まずい組織はこのアクションが全くとれません。KPI や ROI を評価すれば判断できるかもしれませんが、典型的なサイロ型組織 (経営/企画/運用/開発がそれぞれ分割されている) では複数部署にコスト分配などを行い、全体的なコストが見えづらくなっています。また、そのような組織では意思の決定自体が非常に難しいため、対処されないままになっていることが多いです。

逆に言えば、廃棄するのに十分な根拠を用意でき、関係者全員と調整が可能ならば、このシナリオは非常に有効でしょう。これを可能にするためには日頃から以下のアクションを行っておく必要があります。

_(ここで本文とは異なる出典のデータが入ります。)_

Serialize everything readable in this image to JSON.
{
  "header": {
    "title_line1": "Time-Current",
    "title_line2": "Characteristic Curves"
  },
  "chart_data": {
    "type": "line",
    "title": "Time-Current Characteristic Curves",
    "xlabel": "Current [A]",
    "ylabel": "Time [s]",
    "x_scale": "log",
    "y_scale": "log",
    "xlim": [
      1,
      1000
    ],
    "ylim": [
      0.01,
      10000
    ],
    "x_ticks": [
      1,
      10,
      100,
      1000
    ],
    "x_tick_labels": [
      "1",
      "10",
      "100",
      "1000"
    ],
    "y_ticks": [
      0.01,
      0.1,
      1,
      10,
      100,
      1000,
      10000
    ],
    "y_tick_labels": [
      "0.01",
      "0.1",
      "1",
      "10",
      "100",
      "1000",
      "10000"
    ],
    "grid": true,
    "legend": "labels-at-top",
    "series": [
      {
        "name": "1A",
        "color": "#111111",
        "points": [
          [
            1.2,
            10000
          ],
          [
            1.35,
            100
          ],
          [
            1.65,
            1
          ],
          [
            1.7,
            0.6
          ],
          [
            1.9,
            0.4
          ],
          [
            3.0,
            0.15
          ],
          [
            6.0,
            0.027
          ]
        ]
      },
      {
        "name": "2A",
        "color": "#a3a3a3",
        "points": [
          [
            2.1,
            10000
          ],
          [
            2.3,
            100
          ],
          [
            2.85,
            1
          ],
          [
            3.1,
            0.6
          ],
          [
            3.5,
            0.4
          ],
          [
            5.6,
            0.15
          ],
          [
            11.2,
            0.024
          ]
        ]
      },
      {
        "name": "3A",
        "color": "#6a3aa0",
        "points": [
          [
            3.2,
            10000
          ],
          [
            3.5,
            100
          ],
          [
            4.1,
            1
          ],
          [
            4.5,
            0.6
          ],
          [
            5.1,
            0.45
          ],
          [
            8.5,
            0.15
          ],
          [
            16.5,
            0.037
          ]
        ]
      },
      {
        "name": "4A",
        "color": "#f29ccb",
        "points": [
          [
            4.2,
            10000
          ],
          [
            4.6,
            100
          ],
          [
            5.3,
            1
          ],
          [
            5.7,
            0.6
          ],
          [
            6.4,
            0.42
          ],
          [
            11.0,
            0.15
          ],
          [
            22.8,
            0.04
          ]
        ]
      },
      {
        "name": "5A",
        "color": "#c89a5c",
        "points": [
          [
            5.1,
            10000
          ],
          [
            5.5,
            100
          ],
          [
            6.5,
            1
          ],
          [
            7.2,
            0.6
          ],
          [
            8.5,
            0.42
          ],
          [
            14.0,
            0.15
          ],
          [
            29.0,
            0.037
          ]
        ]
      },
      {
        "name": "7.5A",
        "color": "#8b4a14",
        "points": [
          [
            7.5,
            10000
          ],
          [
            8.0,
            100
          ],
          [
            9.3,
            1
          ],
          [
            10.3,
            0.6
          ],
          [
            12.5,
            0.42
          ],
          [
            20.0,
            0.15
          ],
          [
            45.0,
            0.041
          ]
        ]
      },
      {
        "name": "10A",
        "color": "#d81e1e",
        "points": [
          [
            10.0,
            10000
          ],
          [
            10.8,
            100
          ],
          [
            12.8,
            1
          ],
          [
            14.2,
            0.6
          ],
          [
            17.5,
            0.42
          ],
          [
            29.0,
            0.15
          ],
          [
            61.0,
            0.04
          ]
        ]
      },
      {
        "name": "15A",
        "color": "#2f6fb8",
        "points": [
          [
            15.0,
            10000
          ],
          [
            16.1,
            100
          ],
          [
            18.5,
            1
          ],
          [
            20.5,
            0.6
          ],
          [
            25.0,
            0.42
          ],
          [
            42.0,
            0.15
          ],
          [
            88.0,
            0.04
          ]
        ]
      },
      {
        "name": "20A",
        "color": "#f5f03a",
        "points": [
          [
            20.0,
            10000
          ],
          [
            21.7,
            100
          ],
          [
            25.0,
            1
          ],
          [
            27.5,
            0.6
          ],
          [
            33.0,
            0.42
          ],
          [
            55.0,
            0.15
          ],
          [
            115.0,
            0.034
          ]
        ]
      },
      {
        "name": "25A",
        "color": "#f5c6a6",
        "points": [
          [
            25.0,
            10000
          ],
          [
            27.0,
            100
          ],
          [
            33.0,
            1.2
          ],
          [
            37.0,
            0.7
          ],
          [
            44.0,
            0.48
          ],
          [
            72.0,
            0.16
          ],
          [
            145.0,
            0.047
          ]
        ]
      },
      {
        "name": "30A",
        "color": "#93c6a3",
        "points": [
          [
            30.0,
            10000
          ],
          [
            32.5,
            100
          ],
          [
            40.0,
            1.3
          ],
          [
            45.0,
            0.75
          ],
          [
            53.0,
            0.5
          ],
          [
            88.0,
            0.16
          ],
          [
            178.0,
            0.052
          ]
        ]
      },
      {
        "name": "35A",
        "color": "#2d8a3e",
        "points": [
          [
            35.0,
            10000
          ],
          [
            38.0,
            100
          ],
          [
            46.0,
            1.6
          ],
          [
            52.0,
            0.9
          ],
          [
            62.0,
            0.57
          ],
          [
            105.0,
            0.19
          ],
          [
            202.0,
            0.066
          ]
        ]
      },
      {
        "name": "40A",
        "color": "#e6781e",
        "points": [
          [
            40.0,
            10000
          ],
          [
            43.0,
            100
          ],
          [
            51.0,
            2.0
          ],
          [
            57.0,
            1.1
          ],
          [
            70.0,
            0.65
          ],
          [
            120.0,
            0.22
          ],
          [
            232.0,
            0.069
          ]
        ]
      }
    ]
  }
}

  1. マトリクス (利益、コスト、リスクなど) を可視化する
  2. 定期的にマトリクスを評価する
  3. 関係者を把握し、説得可能な状態にする

(悪魔のささやき: わざと深刻な障害を発生させ、関係者全員に「このシステムは手に負えない」という印象を与えられたら…?おっと!)

変更可能になるよう直す

複雑性を下げ、少ないコストで変更可能な状態にするシナリオ。具体的には以下のアクションを行います。

  • 自動テストを導入する
  • 環境構築を自動化する
  • 不要なコンポーネントを削除してスリム化する

これについては私自身も経験があるので、別の記事で詳しく書く予定です。また、『レガシーコード改善ガイド』が素晴らしいアイディアを与えてくれるでしょう。

逃げる

巨大すぎて変更できず、協力者も得られず、考えうるアクションが全てダメだとわかれば、このシナリオが唯一の救いとなるでしょう。転職や部署変更で逃げましょう。

私は過去に「耐え続ける」シナリオを採り続けてボロボロになった人を何人も見ています。組織に労働力を売っても、人生まで売り飛ばす必要はありません。ダメだとわかったら次に行きましょう。

まとめ

アジャイルやリーンの手法を実践できていれば、複雑性に対処しやすいシステムを作れているでしょう。現状がそうでないならば、上述したアクションによって改善を行うといいでしょう。

価値の無いシステムと関わり続けて市場価値を失い続けるのは賢明ではありません。命を大切に。